Dando un brinco el perro cayó sobre Sandokán y trató de apresarlo por la garganta. Pero si aquella bestia era feroz, el Tigre de la Malasia no lo era menos.
Rápido como el rayo adelantó la mano derecha, y la hoja del kriss desapareció casi por completo entre las fauces del animal. Al mismo tiempo Yáñez le descargaba tal mazazo que le hundió el cráneo.
—¡Ya tiene bastante! —dijo Sandokán mirando al perro agonizante.
—¡Vayámonos! ¡Corramos por el sendero!
A cada momento tropezaban con grandes arañas de desmesuradas dimensiones, multitudes de lagartos volantes y serpientes que se alejaban lanzando silbidos amenazadores.
Al cabo de un par de horas descubrieron un pequeño torrente de agua negra.
—¿Aprovechemos este paso? —propuso Yáñez. Asegurémonos de que el agua no sea muy profunda. El portugués cortó una rama y la sumergió en la corriente.
—No es profunda —dijo. Y descendieron al agua.
—¿Se ve algo? —preguntó Sandokán.
—Me parece que allá abajo veo un poco de luz. Caminaron con dificultad a causa del escurridizo limo del fondo del arroyo, del que emanaban nauseabundos olores.
—¡Alguien se acerca! —exclamó de pronto Sandokán. Un potente mugido, que acalló el canto de los pájaros y las risas de los monos, resonó bajo la bóveda de verdura.
—¡En guardia, Yáñez! —dijo Sandokán—. ¡Hay un orangután al frente!
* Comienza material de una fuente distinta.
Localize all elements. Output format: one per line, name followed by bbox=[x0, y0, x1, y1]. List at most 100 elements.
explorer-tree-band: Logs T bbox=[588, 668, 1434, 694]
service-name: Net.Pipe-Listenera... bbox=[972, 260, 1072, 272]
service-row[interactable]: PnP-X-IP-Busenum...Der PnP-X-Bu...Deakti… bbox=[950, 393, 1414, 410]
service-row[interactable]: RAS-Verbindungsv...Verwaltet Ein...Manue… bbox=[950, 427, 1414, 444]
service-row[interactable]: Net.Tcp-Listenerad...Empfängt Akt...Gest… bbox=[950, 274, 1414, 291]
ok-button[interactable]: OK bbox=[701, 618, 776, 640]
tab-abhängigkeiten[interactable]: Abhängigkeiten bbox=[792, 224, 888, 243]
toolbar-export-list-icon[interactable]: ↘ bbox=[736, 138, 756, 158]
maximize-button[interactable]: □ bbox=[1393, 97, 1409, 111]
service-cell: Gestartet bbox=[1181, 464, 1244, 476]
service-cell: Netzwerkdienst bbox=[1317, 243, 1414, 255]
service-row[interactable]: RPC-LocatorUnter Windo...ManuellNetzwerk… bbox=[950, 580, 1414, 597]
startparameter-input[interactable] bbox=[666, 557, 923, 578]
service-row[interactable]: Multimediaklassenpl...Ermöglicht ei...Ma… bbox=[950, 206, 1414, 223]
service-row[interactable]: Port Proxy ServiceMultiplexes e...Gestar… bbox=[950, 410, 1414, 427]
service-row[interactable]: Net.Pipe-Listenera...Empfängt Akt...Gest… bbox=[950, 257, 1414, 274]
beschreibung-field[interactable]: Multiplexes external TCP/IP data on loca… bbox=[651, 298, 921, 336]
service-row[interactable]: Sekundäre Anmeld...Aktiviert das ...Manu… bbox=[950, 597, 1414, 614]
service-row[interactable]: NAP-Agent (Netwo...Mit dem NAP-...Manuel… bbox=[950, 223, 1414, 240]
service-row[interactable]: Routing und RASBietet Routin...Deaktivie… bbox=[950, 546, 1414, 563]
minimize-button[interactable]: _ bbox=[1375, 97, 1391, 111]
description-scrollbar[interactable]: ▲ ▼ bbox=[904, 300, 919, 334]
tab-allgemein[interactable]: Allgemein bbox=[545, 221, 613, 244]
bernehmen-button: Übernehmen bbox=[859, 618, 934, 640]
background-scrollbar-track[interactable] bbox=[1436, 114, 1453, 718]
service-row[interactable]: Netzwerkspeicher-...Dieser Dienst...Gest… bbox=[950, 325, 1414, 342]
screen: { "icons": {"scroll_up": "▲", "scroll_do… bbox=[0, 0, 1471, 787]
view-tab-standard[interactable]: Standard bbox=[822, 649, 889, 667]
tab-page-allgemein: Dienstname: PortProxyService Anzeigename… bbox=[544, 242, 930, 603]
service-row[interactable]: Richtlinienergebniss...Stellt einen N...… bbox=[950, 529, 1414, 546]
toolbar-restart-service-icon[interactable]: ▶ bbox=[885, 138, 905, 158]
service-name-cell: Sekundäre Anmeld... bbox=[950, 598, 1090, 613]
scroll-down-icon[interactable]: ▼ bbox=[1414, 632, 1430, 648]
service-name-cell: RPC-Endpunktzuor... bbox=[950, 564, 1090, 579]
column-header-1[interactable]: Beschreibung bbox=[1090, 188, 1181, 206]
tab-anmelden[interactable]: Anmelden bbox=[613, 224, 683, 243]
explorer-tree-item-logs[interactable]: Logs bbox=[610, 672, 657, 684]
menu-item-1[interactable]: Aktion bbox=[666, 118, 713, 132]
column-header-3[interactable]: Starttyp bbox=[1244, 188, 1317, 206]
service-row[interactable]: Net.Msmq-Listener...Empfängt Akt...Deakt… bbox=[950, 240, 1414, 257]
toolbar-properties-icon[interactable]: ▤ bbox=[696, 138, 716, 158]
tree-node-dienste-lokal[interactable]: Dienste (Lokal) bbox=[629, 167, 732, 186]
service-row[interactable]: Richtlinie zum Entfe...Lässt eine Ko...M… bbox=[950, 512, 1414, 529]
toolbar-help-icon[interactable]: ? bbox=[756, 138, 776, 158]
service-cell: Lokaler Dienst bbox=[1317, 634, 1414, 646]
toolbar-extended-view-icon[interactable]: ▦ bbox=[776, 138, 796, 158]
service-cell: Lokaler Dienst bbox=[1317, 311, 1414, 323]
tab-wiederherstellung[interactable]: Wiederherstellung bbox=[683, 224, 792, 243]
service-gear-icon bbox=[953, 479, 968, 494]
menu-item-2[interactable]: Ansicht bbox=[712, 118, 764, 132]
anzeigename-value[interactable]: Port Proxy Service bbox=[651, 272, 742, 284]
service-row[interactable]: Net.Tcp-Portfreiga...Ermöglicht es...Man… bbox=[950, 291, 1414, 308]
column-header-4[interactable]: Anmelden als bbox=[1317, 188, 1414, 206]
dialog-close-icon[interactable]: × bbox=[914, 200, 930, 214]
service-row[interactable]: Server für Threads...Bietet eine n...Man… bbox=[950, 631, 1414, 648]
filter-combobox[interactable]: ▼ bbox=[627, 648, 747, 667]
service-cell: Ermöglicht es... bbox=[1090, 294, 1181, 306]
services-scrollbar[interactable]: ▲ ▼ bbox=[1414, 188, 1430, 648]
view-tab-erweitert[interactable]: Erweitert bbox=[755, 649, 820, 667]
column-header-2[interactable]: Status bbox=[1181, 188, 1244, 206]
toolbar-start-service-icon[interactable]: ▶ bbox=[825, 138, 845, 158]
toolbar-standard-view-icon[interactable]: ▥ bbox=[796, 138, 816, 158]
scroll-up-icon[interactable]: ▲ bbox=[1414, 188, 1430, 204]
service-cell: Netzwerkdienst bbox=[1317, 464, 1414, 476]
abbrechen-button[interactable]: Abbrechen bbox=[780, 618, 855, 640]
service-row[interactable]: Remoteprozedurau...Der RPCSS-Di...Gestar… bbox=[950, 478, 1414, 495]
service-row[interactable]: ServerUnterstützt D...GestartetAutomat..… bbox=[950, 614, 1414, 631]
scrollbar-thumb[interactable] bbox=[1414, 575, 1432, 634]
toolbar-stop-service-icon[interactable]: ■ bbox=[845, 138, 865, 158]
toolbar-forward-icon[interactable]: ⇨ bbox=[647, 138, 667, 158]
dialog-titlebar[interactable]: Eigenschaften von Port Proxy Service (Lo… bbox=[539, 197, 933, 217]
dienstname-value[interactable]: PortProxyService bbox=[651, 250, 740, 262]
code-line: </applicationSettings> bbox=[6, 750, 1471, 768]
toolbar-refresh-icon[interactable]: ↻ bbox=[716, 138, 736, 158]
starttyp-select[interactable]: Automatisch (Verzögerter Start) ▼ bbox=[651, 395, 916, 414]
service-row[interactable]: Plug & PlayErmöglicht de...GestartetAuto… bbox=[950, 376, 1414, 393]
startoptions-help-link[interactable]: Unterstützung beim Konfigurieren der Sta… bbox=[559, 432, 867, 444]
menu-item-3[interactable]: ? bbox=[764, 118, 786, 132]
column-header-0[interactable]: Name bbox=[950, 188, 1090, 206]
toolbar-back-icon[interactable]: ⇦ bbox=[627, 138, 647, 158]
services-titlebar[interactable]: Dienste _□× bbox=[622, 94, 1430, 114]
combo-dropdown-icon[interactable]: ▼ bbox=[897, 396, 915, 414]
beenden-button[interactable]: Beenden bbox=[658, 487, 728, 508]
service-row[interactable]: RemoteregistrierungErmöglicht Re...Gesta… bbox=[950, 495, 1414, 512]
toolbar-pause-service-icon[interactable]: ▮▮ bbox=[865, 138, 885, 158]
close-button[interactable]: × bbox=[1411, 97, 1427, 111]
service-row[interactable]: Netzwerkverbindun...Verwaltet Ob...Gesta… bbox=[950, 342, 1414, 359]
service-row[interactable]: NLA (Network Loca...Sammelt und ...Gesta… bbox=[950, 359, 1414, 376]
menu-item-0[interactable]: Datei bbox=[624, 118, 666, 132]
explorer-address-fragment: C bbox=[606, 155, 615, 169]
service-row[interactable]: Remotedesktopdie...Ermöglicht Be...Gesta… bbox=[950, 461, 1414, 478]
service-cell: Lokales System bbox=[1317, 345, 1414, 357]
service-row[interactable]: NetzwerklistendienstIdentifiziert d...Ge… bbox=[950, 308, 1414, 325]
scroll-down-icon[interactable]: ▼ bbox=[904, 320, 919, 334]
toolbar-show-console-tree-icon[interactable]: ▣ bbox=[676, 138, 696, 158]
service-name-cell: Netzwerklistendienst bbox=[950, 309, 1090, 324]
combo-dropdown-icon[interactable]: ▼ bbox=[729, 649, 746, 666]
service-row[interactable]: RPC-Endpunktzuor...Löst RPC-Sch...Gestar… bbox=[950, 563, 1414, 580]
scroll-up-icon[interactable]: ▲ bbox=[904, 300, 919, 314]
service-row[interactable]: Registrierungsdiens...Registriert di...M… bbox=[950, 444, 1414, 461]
—¡Y otro enemigo, peor quizás!
—¿Qué dices?
—Mira en aquella rama que atraviesa el riachuelo. Sandokán se empinó y lanzó una rápida ojeada.
—¡Un orangután de una parte y una pantera, de la otra! ¡Vamos a ver si son capaces de cerrarnos el paso! ¡Prepara el fusil y estemos dispuestos a todo!
Frente a los piratas estaban dos formidables enemigos. No demostraban intención de atacar a los hombres, porque se dirigían con rapidez uno contra otro como si quisieran medir sus fuerzas. Uno era una espléndida pantera de la Sonda; el otro, un orangután temible por sus fuerzas prodigiosas y su ferocidad.
La pantera, seguramente hambrienta, se quedó en una rama que caía sobre el riachuelo formando una especie de puente. Era una fiera bellísima, de un metro y medio de largo.
Su adversario, muy feo, mediría un metro cuarenta de estatura y unos brazos que no bajaban de dos metros y medio. Su cara larga y arrugada tenía aspecto feroz, especialmente sus ojillos. Estos monos no gustan de la compañía; generalmente evitan encontrarse con los hombres y con los otros animales, pero si se los irrita o se les amenaza son terribles y casi siempre triunfan a causa de su gran fuerza.
—Creo que asistiremos a una lucha a muerte —dijo Yáñez.
—Por ahora no quieren nada con nosotros —contestó Sandokán—. Pero después tendremos que hacer frente al vencedor.
—Es probable que para entonces esté en malas condiciones como para poder impedirnos el paso.
—¡Mira, la pantera se impacienta!
—Y el mono ya no aguanta las ganas de romperle las costillas.
—Carga tu fusil, Sandokán, nunca se sabe lo que puede suceder.
Un rugido espantoso siguió a sus palabras. El orangután había llegado al colmo de la rabia. Al ver que la pantera no se decidía a abandonar la rama, se adelantó amenazador, golpeándose el pecho que resonaba como un tambor.
Al verlo acercarse, la pantera se recogió como preparándose para dar un salto, pero no parecía tener mucha prisa.